KLONDIKE WOMAN'S MANIA FOR THROWING LIGHTED LAMPS CAUSES A $500,000 CONFLAGRATION.

Skaguay, Alaska, Nov. 7. -- Returning Klondikers arriving in this city today bring the news that the City of Dawson has been visited with a $500,000 fire, in which forty buildings were burned, including the new Post Office structure and some of the best houses in the city.

The fire took place on the morning of Oct. 16. It started in the Gree Tree saloon, as the result of a quarrel between two women. BELLE MITCHELL, it is said, threw a lighted lamp at another woman. The lamp was broken, the oil spread, and in a few seconds the building was ablaze.

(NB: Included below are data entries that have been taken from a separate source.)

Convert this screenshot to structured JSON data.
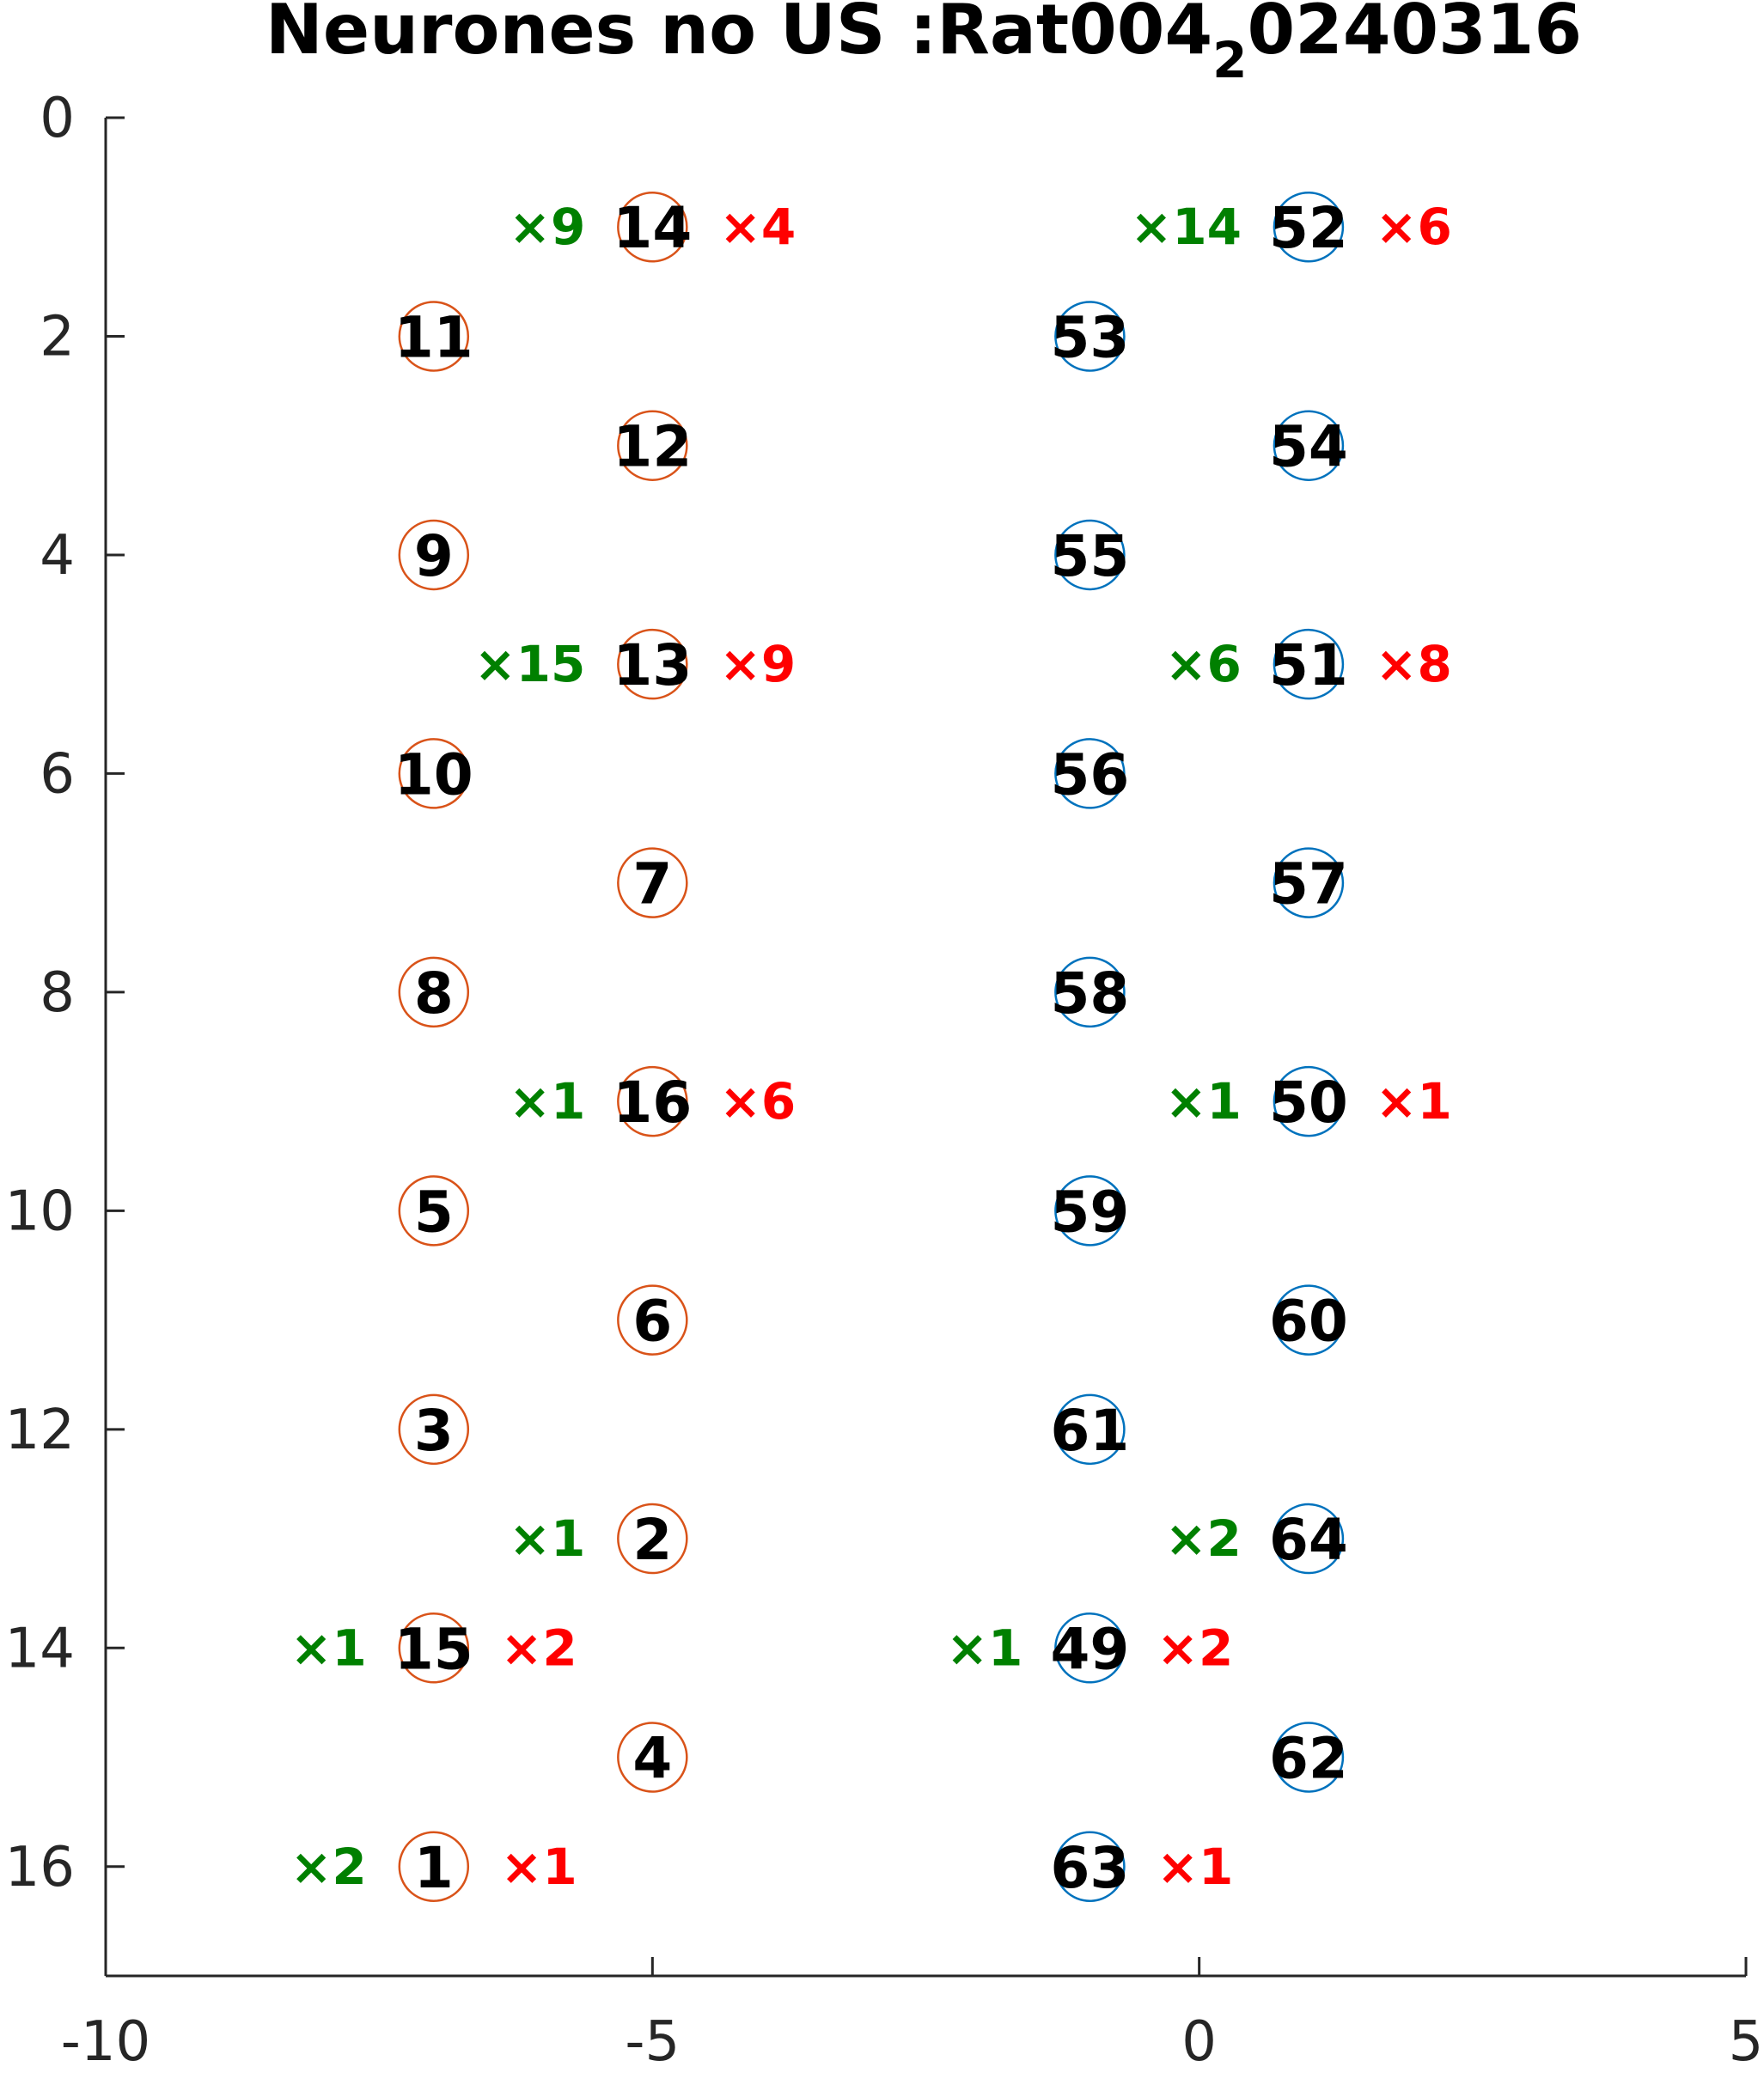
{
  "chart_data": {
    "type": "scatter",
    "title": "Neurones no US :Rat004",
    "title_subscript": "2",
    "title_suffix": "0240316",
    "xlabel": "",
    "ylabel": "",
    "xlim": [
      -10,
      5
    ],
    "ylim": [
      0,
      17
    ],
    "y_reversed": true,
    "grid": false,
    "x_ticks": [
      -10,
      -5,
      0,
      5
    ],
    "x_tick_labels": [
      "-10",
      "-5",
      "0",
      "5"
    ],
    "y_ticks": [
      0,
      2,
      4,
      6,
      8,
      10,
      12,
      14,
      16
    ],
    "y_tick_labels": [
      "0",
      "2",
      "4",
      "6",
      "8",
      "10",
      "12",
      "14",
      "16"
    ],
    "colors": {
      "left_shank": "#d95319",
      "right_shank": "#0072bd",
      "left_count": "#008000",
      "right_count": "#ff0000",
      "label": "#000000"
    },
    "points": [
      {
        "x": -5,
        "y": 1,
        "label": "14",
        "group": "left_shank",
        "left_count": "×9",
        "right_count": "×4"
      },
      {
        "x": -7,
        "y": 2,
        "label": "11",
        "group": "left_shank"
      },
      {
        "x": -5,
        "y": 3,
        "label": "12",
        "group": "left_shank"
      },
      {
        "x": -7,
        "y": 4,
        "label": "9",
        "group": "left_shank"
      },
      {
        "x": -5,
        "y": 5,
        "label": "13",
        "group": "left_shank",
        "left_count": "×15",
        "right_count": "×9"
      },
      {
        "x": -7,
        "y": 6,
        "label": "10",
        "group": "left_shank"
      },
      {
        "x": -5,
        "y": 7,
        "label": "7",
        "group": "left_shank"
      },
      {
        "x": -7,
        "y": 8,
        "label": "8",
        "group": "left_shank"
      },
      {
        "x": -5,
        "y": 9,
        "label": "16",
        "group": "left_shank",
        "left_count": "×1",
        "right_count": "×6"
      },
      {
        "x": -7,
        "y": 10,
        "label": "5",
        "group": "left_shank"
      },
      {
        "x": -5,
        "y": 11,
        "label": "6",
        "group": "left_shank"
      },
      {
        "x": -7,
        "y": 12,
        "label": "3",
        "group": "left_shank"
      },
      {
        "x": -5,
        "y": 13,
        "label": "2",
        "group": "left_shank",
        "left_count": "×1"
      },
      {
        "x": -7,
        "y": 14,
        "label": "15",
        "group": "left_shank",
        "left_count": "×1",
        "right_count": "×2"
      },
      {
        "x": -5,
        "y": 15,
        "label": "4",
        "group": "left_shank"
      },
      {
        "x": -7,
        "y": 16,
        "label": "1",
        "group": "left_shank",
        "left_count": "×2",
        "right_count": "×1"
      },
      {
        "x": 1,
        "y": 1,
        "label": "52",
        "group": "right_shank",
        "left_count": "×14",
        "right_count": "×6"
      },
      {
        "x": -1,
        "y": 2,
        "label": "53",
        "group": "right_shank"
      },
      {
        "x": 1,
        "y": 3,
        "label": "54",
        "group": "right_shank"
      },
      {
        "x": -1,
        "y": 4,
        "label": "55",
        "group": "right_shank"
      },
      {
        "x": 1,
        "y": 5,
        "label": "51",
        "group": "right_shank",
        "left_count": "×6",
        "right_count": "×8"
      },
      {
        "x": -1,
        "y": 6,
        "label": "56",
        "group": "right_shank"
      },
      {
        "x": 1,
        "y": 7,
        "label": "57",
        "group": "right_shank"
      },
      {
        "x": -1,
        "y": 8,
        "label": "58",
        "group": "right_shank"
      },
      {
        "x": 1,
        "y": 9,
        "label": "50",
        "group": "right_shank",
        "left_count": "×1",
        "right_count": "×1"
      },
      {
        "x": -1,
        "y": 10,
        "label": "59",
        "group": "right_shank"
      },
      {
        "x": 1,
        "y": 11,
        "label": "60",
        "group": "right_shank"
      },
      {
        "x": -1,
        "y": 12,
        "label": "61",
        "group": "right_shank"
      },
      {
        "x": 1,
        "y": 13,
        "label": "64",
        "group": "right_shank",
        "left_count": "×2"
      },
      {
        "x": -1,
        "y": 14,
        "label": "49",
        "group": "right_shank",
        "left_count": "×1",
        "right_count": "×2"
      },
      {
        "x": 1,
        "y": 15,
        "label": "62",
        "group": "right_shank"
      },
      {
        "x": -1,
        "y": 16,
        "label": "63",
        "group": "right_shank",
        "right_count": "×1"
      }
    ]
  }
}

At the time the fire alarm sounded, a light wind was blowing down the Yukon and the people at once saw that it would require destruction. The Post Office was the next building south of the Green Tree saloon, and the work of getting the mail matter out was quickly done. Although nearly all the mail was saved it was in great confusion. All that remains to show where formerly forty buildings stood are a few blackened logs, and the town was saved from total destruction by the fire engine. If it had not been that about 2,000 men turned out, worked like Trojans with wet blankets, buckets of water, and axes, and aided in the working of the fire apparatus the whole town would have gone up in smoke.
The Klondike Nugget says that the losses will be difficult to estimate, but a list is given out of the individual losses, which foot up to $503,000. There is no insurance at Dawson, and the loss fall entirely on the individuals.

It is said there is not enough lumber and window glass in Dawson to rebuild the burned district, and that the people will have to live in tents for the rest of the Winter.
The fire of a year ago was caused by the same woman, who threw a lamp at a man with whom she had a quarrel. A month ago she tried to burn her own place, in Third Avenue, in Dawson, by throwing a lamp at a woman, and nearly causing a conflagration by again losing her temper and wielding another lighted lamp.